Elle était toute entière consacrée à l'instruction.
Tous les matins, les jeunes charançons se levaient aux aurores, s'emplissaient les estomacs, et puis, leur cartable au bras ou au dos, qui à pied, qui à vélo, qui en autobus, ils allaient s'instruire.
Pour l'instruction des jeunes charançons avaient été construits des lieux spéciaux appelés lycées, avec des chaises pour s'asseoir et des tables pour dessiner des organes sexuels dessus. Quand ça sonnait - car il y avait des sonneries pour que tout un chacun sût quand l'instruction commençait -, les jeunes charançons se massaient devant la porte de la classe, attendant que le professeur charançon arrivât, muni de sa clé, pour ouvrir le lieu où l'instruction était dispensée. Quand il n'y arrivait pas, c'était une joie chez les jeunes charançons qui voyaient s'ouvrir devant eux, à défaut de la porte, des avenirs roses et radieux : UNE heure, et parfois deux, pour aller boire des liquides sucrés et écouter des musiques bruyantes dans les cafés les plus proches du lieu appelé lycée ! C'était le pied. Malheureusement, ça n'arrivait pas souvent car les professeurs charançons avaient la conscience professionnelle bien chevillée au corps - bien que les opinions publiques les tinssent généralement pour de méprisables feignants toujours en vacances, ou en grève quand par hasard ils n'étaient pas en vacances. En règle générale, donc, le professeur-charançon arrivait, muni de sa clé, il ouvrait la porte du lieu où l'instruction était dispensée, et l'instruction était dispensée.
L'instruction dispensée avait ceci de remarquable qu'elle n'entretenait aucun rapport, de près ou de loin, avec le monde dont rêvaient les jeunes charançons. Ce monde-là apparaissait sur les écrans à images, et il était peuplé de créatures de rêve couchées nues sur des capots d'engins automobiles, et d'hommes virils dont le plus grand souci était de se raser la couenne au millipoil.
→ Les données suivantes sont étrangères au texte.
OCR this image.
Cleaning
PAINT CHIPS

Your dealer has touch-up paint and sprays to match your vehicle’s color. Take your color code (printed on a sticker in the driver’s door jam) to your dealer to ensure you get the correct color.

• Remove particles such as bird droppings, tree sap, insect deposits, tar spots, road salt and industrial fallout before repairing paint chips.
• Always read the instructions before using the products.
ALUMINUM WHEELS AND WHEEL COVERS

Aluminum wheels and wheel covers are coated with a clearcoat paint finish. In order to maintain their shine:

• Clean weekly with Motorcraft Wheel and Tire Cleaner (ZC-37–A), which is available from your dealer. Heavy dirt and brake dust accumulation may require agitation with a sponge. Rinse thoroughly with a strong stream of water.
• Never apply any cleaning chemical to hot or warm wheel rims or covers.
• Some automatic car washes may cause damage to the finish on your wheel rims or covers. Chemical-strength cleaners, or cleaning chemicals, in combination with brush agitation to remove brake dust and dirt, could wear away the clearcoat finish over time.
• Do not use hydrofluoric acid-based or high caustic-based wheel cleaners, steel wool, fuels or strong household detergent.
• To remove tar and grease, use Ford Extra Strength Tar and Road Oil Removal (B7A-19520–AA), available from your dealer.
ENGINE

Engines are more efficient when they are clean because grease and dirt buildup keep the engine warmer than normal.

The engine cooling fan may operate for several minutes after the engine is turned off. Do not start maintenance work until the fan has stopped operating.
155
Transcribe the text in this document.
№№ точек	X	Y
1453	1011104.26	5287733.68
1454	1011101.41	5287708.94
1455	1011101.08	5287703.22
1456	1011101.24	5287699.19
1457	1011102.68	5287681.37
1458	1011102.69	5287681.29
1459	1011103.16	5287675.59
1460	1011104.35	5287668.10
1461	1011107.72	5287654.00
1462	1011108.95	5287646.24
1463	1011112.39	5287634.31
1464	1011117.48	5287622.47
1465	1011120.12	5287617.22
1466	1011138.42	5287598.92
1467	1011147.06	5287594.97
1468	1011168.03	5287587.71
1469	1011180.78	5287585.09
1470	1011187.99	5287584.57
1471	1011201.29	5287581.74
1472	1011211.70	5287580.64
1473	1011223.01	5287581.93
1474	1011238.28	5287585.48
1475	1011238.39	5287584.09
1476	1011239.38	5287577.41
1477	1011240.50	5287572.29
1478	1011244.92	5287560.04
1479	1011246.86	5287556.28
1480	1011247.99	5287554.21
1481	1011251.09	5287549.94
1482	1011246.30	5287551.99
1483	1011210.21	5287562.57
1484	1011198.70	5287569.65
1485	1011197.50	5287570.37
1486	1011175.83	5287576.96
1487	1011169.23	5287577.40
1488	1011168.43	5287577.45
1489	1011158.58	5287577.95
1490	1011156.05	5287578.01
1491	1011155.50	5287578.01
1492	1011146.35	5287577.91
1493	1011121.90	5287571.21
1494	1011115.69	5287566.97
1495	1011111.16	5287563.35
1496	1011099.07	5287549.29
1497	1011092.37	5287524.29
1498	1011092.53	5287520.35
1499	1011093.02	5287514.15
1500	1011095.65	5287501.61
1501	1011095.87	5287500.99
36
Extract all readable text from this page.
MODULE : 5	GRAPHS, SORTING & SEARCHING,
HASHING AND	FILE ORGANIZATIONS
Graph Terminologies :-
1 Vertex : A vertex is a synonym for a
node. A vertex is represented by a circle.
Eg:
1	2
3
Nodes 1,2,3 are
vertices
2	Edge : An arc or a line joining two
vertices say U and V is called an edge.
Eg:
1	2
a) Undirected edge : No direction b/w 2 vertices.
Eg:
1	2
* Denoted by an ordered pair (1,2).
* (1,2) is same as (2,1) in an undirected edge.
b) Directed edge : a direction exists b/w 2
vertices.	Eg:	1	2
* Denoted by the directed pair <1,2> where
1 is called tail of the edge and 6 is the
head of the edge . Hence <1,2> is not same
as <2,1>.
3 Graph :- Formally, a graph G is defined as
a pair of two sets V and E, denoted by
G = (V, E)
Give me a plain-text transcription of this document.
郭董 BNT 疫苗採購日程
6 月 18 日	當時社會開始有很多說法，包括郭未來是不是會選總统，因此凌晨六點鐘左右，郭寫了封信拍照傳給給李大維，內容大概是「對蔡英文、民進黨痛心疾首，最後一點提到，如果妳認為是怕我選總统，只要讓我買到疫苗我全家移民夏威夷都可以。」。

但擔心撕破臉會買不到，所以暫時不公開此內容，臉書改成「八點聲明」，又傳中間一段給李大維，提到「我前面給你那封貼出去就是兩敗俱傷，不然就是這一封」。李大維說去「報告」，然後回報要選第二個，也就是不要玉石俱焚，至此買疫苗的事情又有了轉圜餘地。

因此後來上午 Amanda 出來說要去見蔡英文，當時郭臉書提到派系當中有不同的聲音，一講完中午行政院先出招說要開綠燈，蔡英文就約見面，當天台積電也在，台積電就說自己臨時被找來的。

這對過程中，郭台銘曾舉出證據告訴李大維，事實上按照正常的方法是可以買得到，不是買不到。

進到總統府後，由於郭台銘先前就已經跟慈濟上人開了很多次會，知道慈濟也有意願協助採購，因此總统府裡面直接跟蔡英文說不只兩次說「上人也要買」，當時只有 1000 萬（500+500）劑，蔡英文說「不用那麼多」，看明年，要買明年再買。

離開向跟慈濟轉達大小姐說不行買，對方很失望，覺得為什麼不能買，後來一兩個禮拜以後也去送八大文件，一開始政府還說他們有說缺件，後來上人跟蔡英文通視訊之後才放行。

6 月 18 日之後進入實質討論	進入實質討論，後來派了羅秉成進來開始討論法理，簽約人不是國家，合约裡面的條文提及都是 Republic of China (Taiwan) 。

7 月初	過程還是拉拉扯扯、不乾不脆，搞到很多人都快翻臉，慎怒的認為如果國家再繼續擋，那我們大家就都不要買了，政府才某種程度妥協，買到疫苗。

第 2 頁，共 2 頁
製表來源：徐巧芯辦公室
Dans le monde des écrans à images, il y avait des paradis à cocotiers, des chocolats qui vous donnaient des extases, des habits qui rendaient beaux, et des gens qui gagnaient des millions en tapant dans une baballe.
Or, dans les lieux appelés lycées, on prétendait enseigner aux jeunes charançons comment résoudre des équations à deux inconnues, ce qu'ils peinaient à faire alors que n'importe quel ordinateur vous traite ça les doigts dans le nez, ou quelle était l'histoire des charançons qui les avaient précédés, ou pis encore, on leur faisait étudier la poésie alors que tout le monde sait bien que la poésie c'est que des konneries escrites par des individus louches portés sur le sexe, quand c'est pas les drogues (voir Rimbaud Arthur ou Baudelaire Charles) ; et les jeunes charançons ne voyaient comment tout cela pouvait bien permettre d'accéder à toutes les voluptés promises par les écrans à images. Quant à l'idée qu'on pût vouloir apprendre pour le plaisir de savoir, il y avait belle lurette que son grand squelette blanchi se couvrait de poussière dans le cimetière des idées mortes (sic).
Parfois les jeunes charançons protestaient : ils DESCENDAIENT DANS LA RUE et réclamaient des lieux spéciaux pour y grignoter des merdouilles, et des droits d'expression, et des professeurs qui leur enseignassent des choses utiles, et des avenirs pimpants. On leur promettait tout ça sans barguigner, car ça faisait peur de voir des troupeaux de jeunes charançons dans les rues, sans compter qu'ils cassaient les vitrines. Alors les jeunes charançons retournaient dans les lieux affectés à leur instruction, repeignaient de frais les organes sexuels dessinés sur les tables pendant qu'on leur expliquait les équations du second degré ou les poésies de Baudelaire Charles, et la vie reprenait son cours assez monotone.